The Doctor Was the Disease

Posted by Michael S. on May 31, 2026

My MacBook Pro was slow. Not the usual kind of slow where you notice a beach ball and forget about it. The kind where the CPU throttles itself to 20% of max clock speed and the fans sound like a leaf blower.

So I did what anyone would do. I opened an AI coding assistant and asked it to figure out what was wrong.


The parade

Over about six hours, we found one thing after another.

A single Chrome tab had been running since Thursday. 113% CPU. 4.8 GB of RAM. It had accumulated 72 hours of compute time in two days. We killed it. Swap dropped from 4 GB to 1.9 GB instantly. The fans got quieter.

Then the Weather widget. Apple's built-in Weather widget, the one that shows you a little sun icon in Notification Center, was stuck in a refresh loop eating 73% CPU. An entire core. To tell me it was partly cloudy. We killed it, removed the widget, killed it again when it respawned. Third time it stayed dead.

An app I use during the week was sitting in the background. Not logged in. Not doing anything visible. 35% CPU. Just rendering its UI for nobody. Closed it.

An HLS audio stream running in a Chrome tab was pushing coreaudiod to 55% CPU. Chrome's media pipeline decodes audio through the system audio daemon, and a continuous stream means continuous decoding. We talked about switching to mpv, which handles its own audio decoding in about 30 MB of RAM instead of Chrome's 1.6 GB.

Google's Gemini CLI kept spawning fd processes to scan its own session directory. Every few minutes, 130% CPU spike. Brief but frequent, and enough to keep thermals elevated.

Each fix helped. None of them fixed it.


The throttle spiral

The 2019 MacBook Pro has an Intel i9-9880H. It was a hot chip when it was new. Apple caught flak for it. Seven years later, with thermal paste that's almost certainly dried out, the heat management is worse.

macOS handles this with CPU_Speed_Limit, a thermal governor that scales back clock speed when the chip gets too hot. Over the course of the night, I watched it drop: 39, then 25, then 20. At Speed_Limit 20, your 8-core i9 has the effective throughput of a calculator watch.

The problem is that throttling creates a feedback loop. When the CPU runs slower, processes take longer to finish. While they're running longer, they generate heat. The heat causes more throttling. More throttling means processes run even longer. And so on, until the system reaches a steady state where everything is glacially slow but thermally stable.

Breaking out of the spiral requires a period of low load. The chip needs time to cool. But when you have three browser profiles, a trading platform, a streaming audio tab, and multiple AI sessions running, there is no low load. There's just varying degrees of high load.


The punchline

After six hours of diagnosis (finding the Chrome tab, the widget, the trading software, the audio stream, the Gemini polling), the thermal throttle was still stuck at 20. We ran one more analysis.

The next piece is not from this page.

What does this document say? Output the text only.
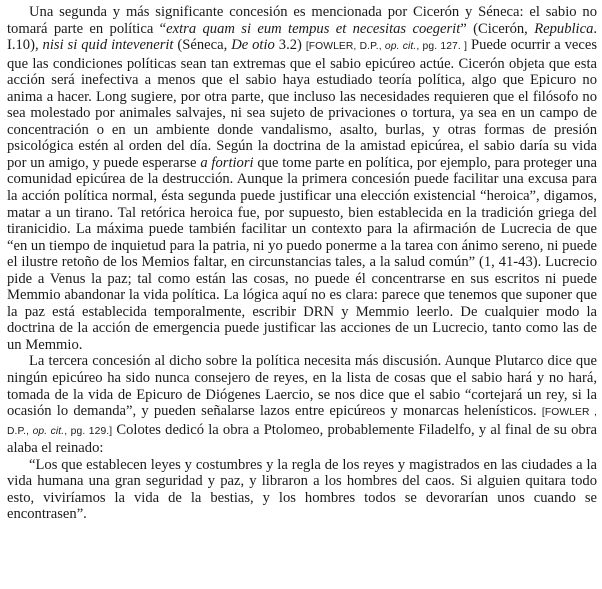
Una segunda y más significante concesión es mencionada por Cicerón y Séneca: el sabio no tomará parte en política “extra quam si eum tempus et necesitas coegerit” (Cicerón, Republica. I.10), nisi si quid intevenerit (Séneca, De otio 3.2) [FOWLER, D.P., op. cit., pg. 127. ] Puede ocurrir a veces que las condiciones políticas sean tan extremas que el sabio epicúreo actúe. Cicerón objeta que esta acción será inefectiva a menos que el sabio haya estudiado teoría política, algo que Epicuro no anima a hacer. Long sugiere, por otra parte, que incluso las necesidades requieren que el filósofo no sea molestado por animales salvajes, ni sea sujeto de privaciones o tortura, ya sea en un campo de concentración o en un ambiente donde vandalismo, asalto, burlas, y otras formas de presión psicológica estén al orden del día. Según la doctrina de la amistad epicúrea, el sabio daría su vida por un amigo, y puede esperarse a fortiori que tome parte en política, por ejemplo, para proteger una comunidad epicúrea de la destrucción. Aunque la primera concesión puede facilitar una excusa para la acción política normal, ésta segunda puede justificar una elección existencial “heroica”, digamos, matar a un tirano. Tal retórica heroica fue, por supuesto, bien establecida en la tradición griega del tiranicidio. La máxima puede también facilitar un contexto para la afirmación de Lucrecia de que “en un tiempo de inquietud para la patria, ni yo puedo ponerme a la tarea con ánimo sereno, ni puede el ilustre retoño de los Memios faltar, en circunstancias tales, a la salud común” (1, 41-43). Lucrecio pide a Venus la paz; tal como están las cosas, no puede él concentrarse en sus escritos ni puede Memmio abandonar la vida política. La lógica aquí no es clara: parece que tenemos que suponer que la paz está establecida temporalmente, escribir DRN y Memmio leerlo. De cualquier modo la doctrina de la acción de emergencia puede justificar las acciones de un Lucrecio, tanto como las de un Memmio.

La tercera concesión al dicho sobre la política necesita más discusión. Aunque Plutarco dice que ningún epicúreo ha sido nunca consejero de reyes, en la lista de cosas que el sabio hará y no hará, tomada de la vida de Epicuro de Diógenes Laercio, se nos dice que el sabio “cortejará un rey, si la ocasión lo demanda”, y pueden señalarse lazos entre epicúreos y monarcas helenísticos. [FOWLER , D.P., op. cit., pg. 129.] Colotes dedicó la obra a Ptolomeo, probablemente Filadelfo, y al final de su obra alaba el reinado:

“Los que establecen leyes y costumbres y la regla de los reyes y magistrados en las ciudades a la vida humana una gran seguridad y paz, y libraron a los hombres del caos. Si alguien quitara todo esto, viviríamos la vida de la bestias, y los hombres todos se devorarían unos cuando se encontrasen”.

The top CPU consumers? The AI diagnostic session itself. Two Claude Code sessions and a Gemini session were collectively burning about 150% CPU. Not because they were doing heavy computation. Just existing. Node.js processes managing context, file watchers, shell integration, WebSocket connections. The overhead of having the doctor present was keeping the patient sick.

I closed the diagnostic session. The fans went quiet.


What I actually learned

The instinct when your computer is slow is to investigate, and investigation means running more software. Activity Monitor. Terminal. Diagnostic scripts. AI assistants. Each tool you open to find the problem becomes part of the problem.

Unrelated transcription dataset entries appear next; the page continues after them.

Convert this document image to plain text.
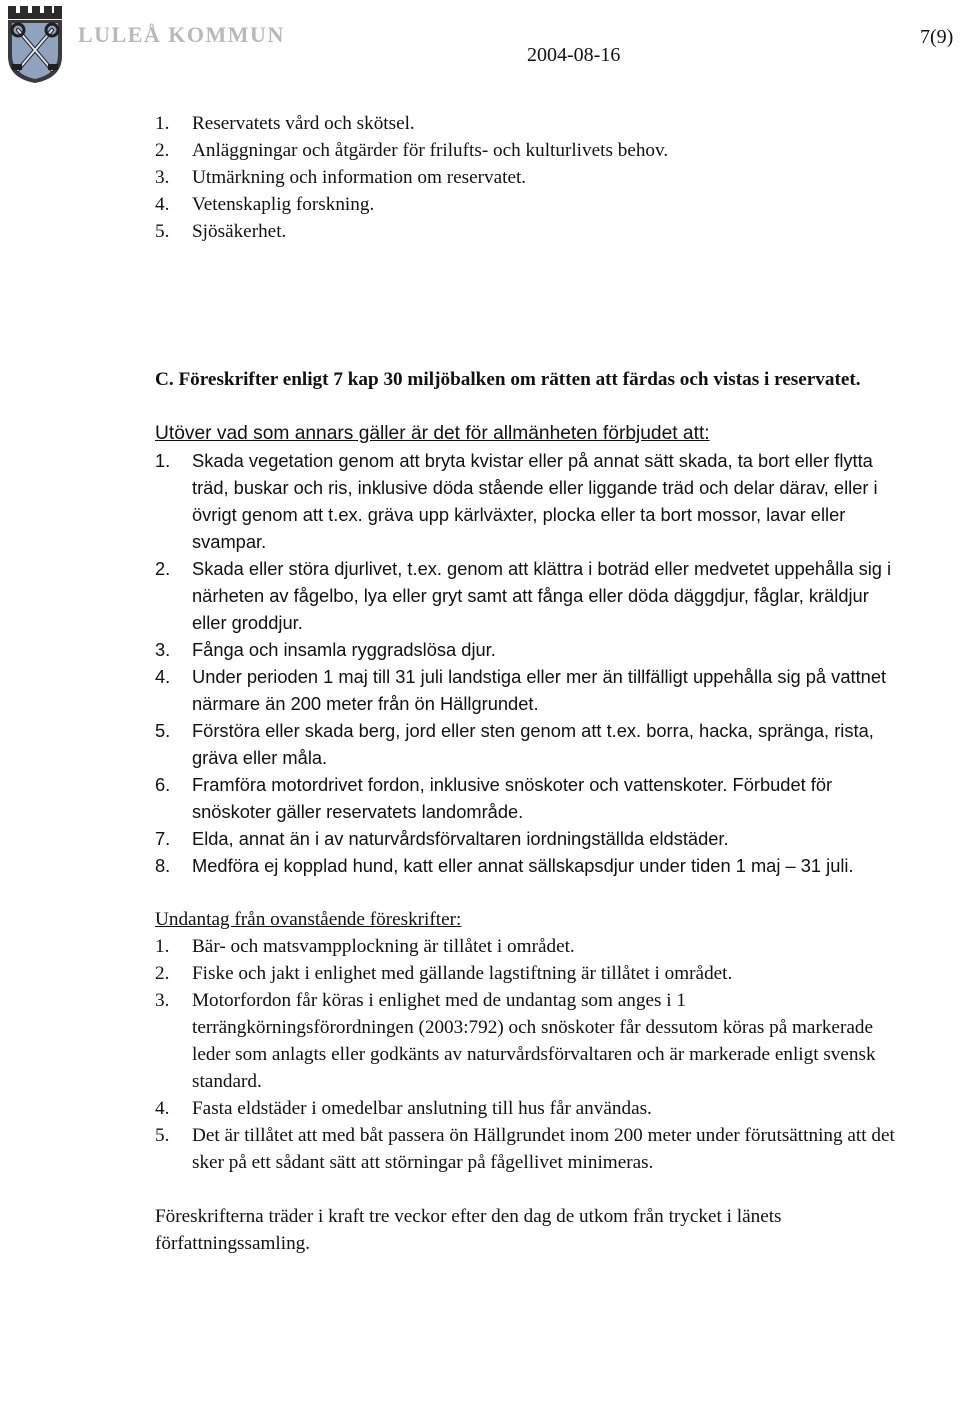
LULEÅ KOMMUN
2004-08-16
7(9)
1.	Reservatets vård och skötsel.
2.	Anläggningar och åtgärder för frilufts- och kulturlivets behov.
3.	Utmärkning och information om reservatet.
4.	Vetenskaplig forskning.
5.	Sjösäkerhet.
C. Föreskrifter enligt 7 kap 30 miljöbalken om rätten att färdas och vistas i reservatet.
Utöver vad som annars gäller är det för allmänheten förbjudet att:
1.	Skada vegetation genom att bryta kvistar eller på annat sätt skada, ta bort eller flytta träd, buskar och ris, inklusive döda stående eller liggande träd och delar därav, eller i övrigt genom att t.ex. gräva upp kärlväxter, plocka eller ta bort mossor, lavar eller svampar.
2.	Skada eller störa djurlivet, t.ex. genom att klättra i boträd eller medvetet uppehålla sig i närheten av fågelbo, lya eller gryt samt att fånga eller döda däggdjur, fåglar, kräldjur eller groddjur.
3.	Fånga och insamla ryggradslösa djur.
4.	Under perioden 1 maj till 31 juli landstiga eller mer än tillfälligt uppehålla sig på vattnet närmare än 200 meter från ön Hällgrundet.
5.	Förstöra eller skada berg, jord eller sten genom att t.ex. borra, hacka, spränga, rista, gräva eller måla.
6.	Framföra motordrivet fordon, inklusive snöskoter och vattenskoter. Förbudet för snöskoter gäller reservatets landområde.
7.	Elda, annat än i av naturvårdsförvaltaren iordningställda eldstäder.
8.	Medföra ej kopplad hund, katt eller annat sällskapsdjur under tiden 1 maj – 31 juli.
Undantag från ovanstående föreskrifter:
1.	Bär- och matsvampplockning är tillåtet i området.
2.	Fiske och jakt i enlighet med gällande lagstiftning är tillåtet i området.
3.	Motorfordon får köras i enlighet med de undantag som anges i 1 terrängkörningsförordningen (2003:792) och snöskoter får dessutom köras på markerade leder som anlagts eller godkänts av naturvårdsförvaltaren och är markerade enligt svensk standard.
4.	Fasta eldstäder i omedelbar anslutning till hus får användas.
5.	Det är tillåtet att med båt passera ön Hällgrundet inom 200 meter under förutsättning att det sker på ett sådant sätt att störningar på fågellivet minimeras.
Föreskrifterna träder i kraft tre veckor efter den dag de utkom från trycket i länets författningssamling.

The right order is: close things first, investigate second. If closing Chrome fixes it, you don't need to know which tab was the culprit. If killing a widget stops a CPU spike, you don't need to trace the refresh loop. The diagnosis is "too much was running." The fix is "run less."

But we never do it that way, because closing things feels like giving up. We want to understand. We want the root cause. So we open more tools, add more load, and wonder why the fans won't stop.

Seven years of dried thermal paste didn't help either.